Don’t you think this was an odd week news-wise? Some of the news weren’t big, some were, but I found the combination quite remarkable. At first the North Koreans make a nuclear test and the world stands there gaping and finds itself not really able to do anything against the madmen. One can only hope the Chinese get more real with the North Koreans and tell them to quit that shit.
Talking of quitting – then the Pope quits! I didn’t even know he could do a thing like that and no Pope has done it in 600 years. I’ve been Catholic once and feel still a little bit of an interest as to what the Catholics are doing. I know a lot of people are alienated by what Pope Benedict did, but I actually think he made a great move. Better a new Pope than a sick and suffering one who cannot function anymore and cope with his office. Respect that he did this astonishingly radical thing and quit.
Then the smaller news, yet another cruise ship in trouble from the same company as the Costa Concordia that sank last year, 4000 people trapped on the boat without power and overflowing toilets – yuk! Surely a trip to remember. I cannot help but wonder what would happen if something like that were to occur on the “70,000 Tons of Metal” tour. I am itching to attend that cruise one day, but imagine: some 2000 heavy metal fans and 40 bands trapped on a malfunctioning cruise ship. 😉 I guess the metal fans would simply continue with the giant party!

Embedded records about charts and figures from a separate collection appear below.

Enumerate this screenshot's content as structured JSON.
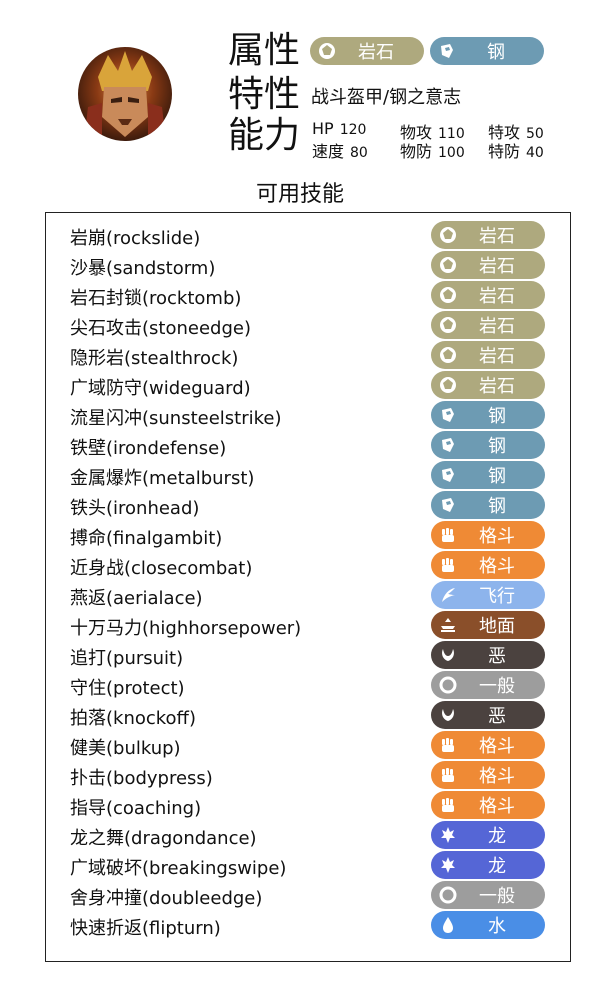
{
  "header": {
    "type_label": "属性",
    "ability_label": "特性",
    "stats_label": "能力",
    "types": [
      {
        "name": "岩石",
        "icon": "rock-icon",
        "color": "#aea97e"
      },
      {
        "name": "钢",
        "icon": "steel-icon",
        "color": "#6d9bb3"
      }
    ],
    "abilities": "战斗盔甲/钢之意志",
    "stats": [
      {
        "key": "HP",
        "value": "120"
      },
      {
        "key": "物攻",
        "value": "110"
      },
      {
        "key": "特攻",
        "value": "50"
      },
      {
        "key": "速度",
        "value": "80"
      },
      {
        "key": "物防",
        "value": "100"
      },
      {
        "key": "特防",
        "value": "40"
      }
    ]
  },
  "moves_title": "可用技能",
  "moves": [
    {
      "name": "岩崩(rockslide)",
      "type": "岩石",
      "icon": "rock-icon",
      "color": "#aea97e"
    },
    {
      "name": "沙暴(sandstorm)",
      "type": "岩石",
      "icon": "rock-icon",
      "color": "#aea97e"
    },
    {
      "name": "岩石封锁(rocktomb)",
      "type": "岩石",
      "icon": "rock-icon",
      "color": "#aea97e"
    },
    {
      "name": "尖石攻击(stoneedge)",
      "type": "岩石",
      "icon": "rock-icon",
      "color": "#aea97e"
    },
    {
      "name": "隐形岩(stealthrock)",
      "type": "岩石",
      "icon": "rock-icon",
      "color": "#aea97e"
    },
    {
      "name": "广域防守(wideguard)",
      "type": "岩石",
      "icon": "rock-icon",
      "color": "#aea97e"
    },
    {
      "name": "流星闪冲(sunsteelstrike)",
      "type": "钢",
      "icon": "steel-icon",
      "color": "#6d9bb3"
    },
    {
      "name": "铁壁(irondefense)",
      "type": "钢",
      "icon": "steel-icon",
      "color": "#6d9bb3"
    },
    {
      "name": "金属爆炸(metalburst)",
      "type": "钢",
      "icon": "steel-icon",
      "color": "#6d9bb3"
    },
    {
      "name": "铁头(ironhead)",
      "type": "钢",
      "icon": "steel-icon",
      "color": "#6d9bb3"
    },
    {
      "name": "搏命(finalgambit)",
      "type": "格斗",
      "icon": "fighting-icon",
      "color": "#ef8a35"
    },
    {
      "name": "近身战(closecombat)",
      "type": "格斗",
      "icon": "fighting-icon",
      "color": "#ef8a35"
    },
    {
      "name": "燕返(aerialace)",
      "type": "飞行",
      "icon": "flying-icon",
      "color": "#8db4ec"
    },
    {
      "name": "十万马力(highhorsepower)",
      "type": "地面",
      "icon": "ground-icon",
      "color": "#8a4f2a"
    },
    {
      "name": "追打(pursuit)",
      "type": "恶",
      "icon": "dark-icon",
      "color": "#4b423f"
    },
    {
      "name": "守住(protect)",
      "type": "一般",
      "icon": "normal-icon",
      "color": "#9d9d9d"
    },
    {
      "name": "拍落(knockoff)",
      "type": "恶",
      "icon": "dark-icon",
      "color": "#4b423f"
    },
    {
      "name": "健美(bulkup)",
      "type": "格斗",
      "icon": "fighting-icon",
      "color": "#ef8a35"
    },
    {
      "name": "扑击(bodypress)",
      "type": "格斗",
      "icon": "fighting-icon",
      "color": "#ef8a35"
    },
    {
      "name": "指导(coaching)",
      "type": "格斗",
      "icon": "fighting-icon",
      "color": "#ef8a35"
    },
    {
      "name": "龙之舞(dragondance)",
      "type": "龙",
      "icon": "dragon-icon",
      "color": "#5566d6"
    },
    {
      "name": "广域破坏(breakingswipe)",
      "type": "龙",
      "icon": "dragon-icon",
      "color": "#5566d6"
    },
    {
      "name": "舍身冲撞(doubleedge)",
      "type": "一般",
      "icon": "normal-icon",
      "color": "#9d9d9d"
    },
    {
      "name": "快速折返(flipturn)",
      "type": "水",
      "icon": "water-icon",
      "color": "#4a8ee6"
    }
  ]
}
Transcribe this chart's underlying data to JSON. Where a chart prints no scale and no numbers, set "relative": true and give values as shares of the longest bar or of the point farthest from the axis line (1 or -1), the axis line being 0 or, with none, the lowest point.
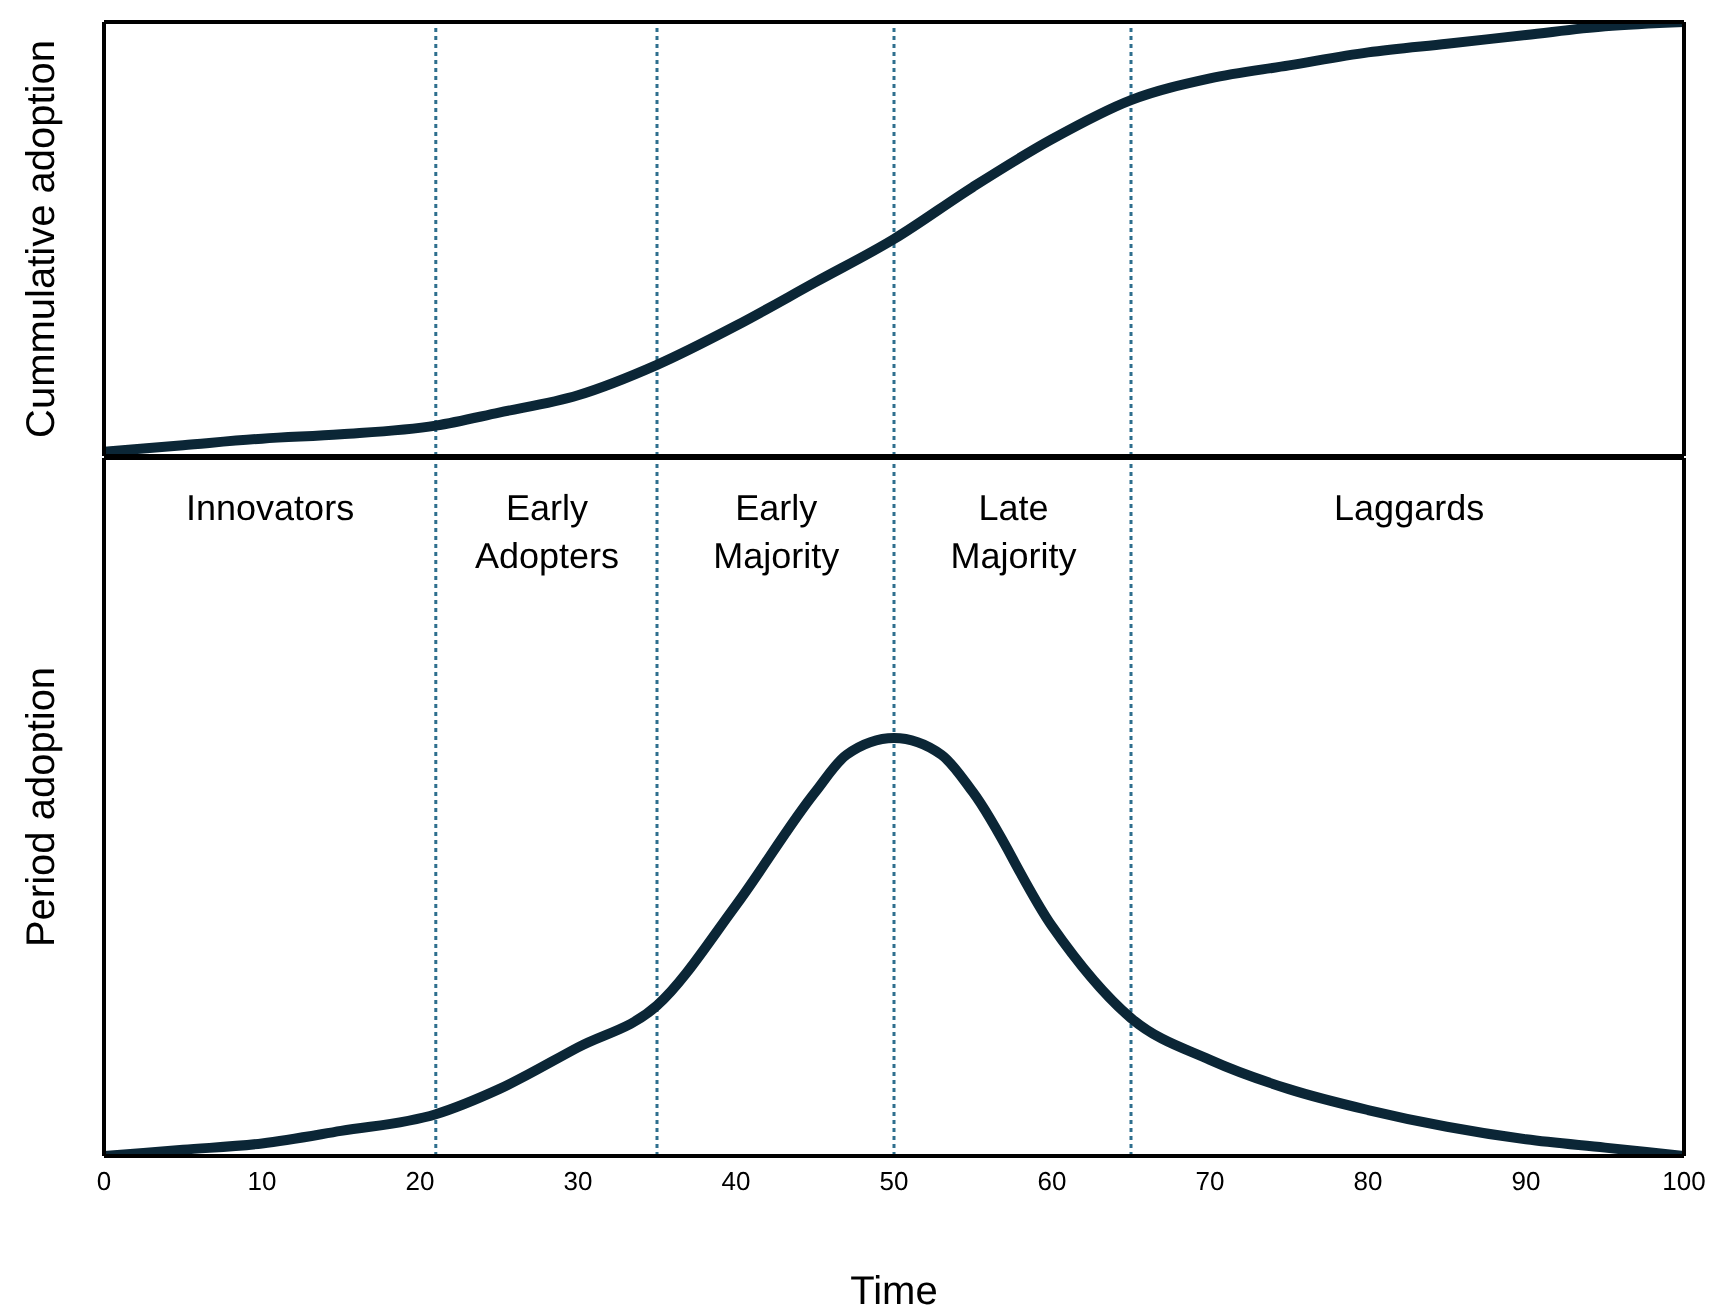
{
  "chart_data": [
    {
      "type": "line",
      "ylabel": "Cummulative adoption",
      "relative": true,
      "tick_labels": false,
      "xlim": [
        0,
        100
      ],
      "line_style": "solid",
      "marker": "none",
      "grid": false,
      "legend": false,
      "series": [
        {
          "color": "#0b2636",
          "x": [
            0,
            5,
            10,
            15,
            21,
            25,
            30,
            35,
            40,
            45,
            50,
            55,
            60,
            65,
            70,
            75,
            80,
            85,
            90,
            95,
            100
          ],
          "values": [
            0.01,
            0.025,
            0.04,
            0.05,
            0.07,
            0.1,
            0.14,
            0.21,
            0.3,
            0.4,
            0.5,
            0.62,
            0.73,
            0.82,
            0.87,
            0.9,
            0.93,
            0.95,
            0.97,
            0.99,
            1
          ]
        }
      ],
      "ref_lines": [
        {
          "axis": "x",
          "value": 21,
          "color": "#2e6f8e",
          "line_style": "dotted"
        },
        {
          "axis": "x",
          "value": 35,
          "color": "#2e6f8e",
          "line_style": "dotted"
        },
        {
          "axis": "x",
          "value": 50,
          "color": "#2e6f8e",
          "line_style": "dotted"
        },
        {
          "axis": "x",
          "value": 65,
          "color": "#2e6f8e",
          "line_style": "dotted"
        }
      ]
    },
    {
      "type": "line",
      "ylabel": "Period adoption",
      "xlabel": "Time",
      "relative": true,
      "tick_labels": "x",
      "xlim": [
        0,
        100
      ],
      "xticks": [
        0,
        10,
        20,
        30,
        40,
        50,
        60,
        70,
        80,
        90,
        100
      ],
      "line_style": "solid",
      "marker": "none",
      "grid": false,
      "legend": false,
      "series": [
        {
          "color": "#0b2636",
          "x": [
            0,
            5,
            10,
            15,
            21,
            25,
            30,
            35,
            40,
            45,
            47,
            50,
            53,
            55,
            60,
            65,
            70,
            75,
            80,
            85,
            90,
            95,
            100
          ],
          "values": [
            0,
            0.015,
            0.03,
            0.06,
            0.1,
            0.16,
            0.26,
            0.36,
            0.6,
            0.87,
            0.96,
            1,
            0.96,
            0.87,
            0.55,
            0.33,
            0.23,
            0.16,
            0.11,
            0.07,
            0.04,
            0.02,
            0
          ]
        }
      ],
      "ref_lines": [
        {
          "axis": "x",
          "value": 21,
          "color": "#2e6f8e",
          "line_style": "dotted"
        },
        {
          "axis": "x",
          "value": 35,
          "color": "#2e6f8e",
          "line_style": "dotted"
        },
        {
          "axis": "x",
          "value": 50,
          "color": "#2e6f8e",
          "line_style": "dotted"
        },
        {
          "axis": "x",
          "value": 65,
          "color": "#2e6f8e",
          "line_style": "dotted"
        }
      ],
      "annotations": [
        "Innovators",
        "Early Adopters",
        "Early Majority",
        "Late Majority",
        "Laggards"
      ]
    }
  ]
}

But alas… no juice – no e-guitars – crap! 😉
Next, the “blade runner” – that South African Olympian – shoots his girlfriend, or at least seems to have shot his girlfriend and weeps his eyes out in the first court hearing. What the hell happened to the guy, at first a “hero” and now this?
And last but not least giant fireballs in the sky in Russia and countless broken windows due to a couple of meteorites that suddenly land in your front yard at 30 kilometers per second. Some of the footage of the fireball(s) is pretty awesome, though of course it was no fun for the more than 1000 people with glass splinters in their faces.
Quite a week, hu? Now what always gets to me is the fact that less than a hundred years ago the world wouldn’t know such news. The Tunguska event happened in 1908 and it was way bigger than what came down now in Chelyabinsk and I am rather sure the average dude in Europe or elsewhere at the time had no clue about it. I sometimes wonder whether it’s a blessing or a curse that we live in instant information age. Though admittedly, this week’s big and small events were all pretty darn interesting, even if some of them had freak-show character.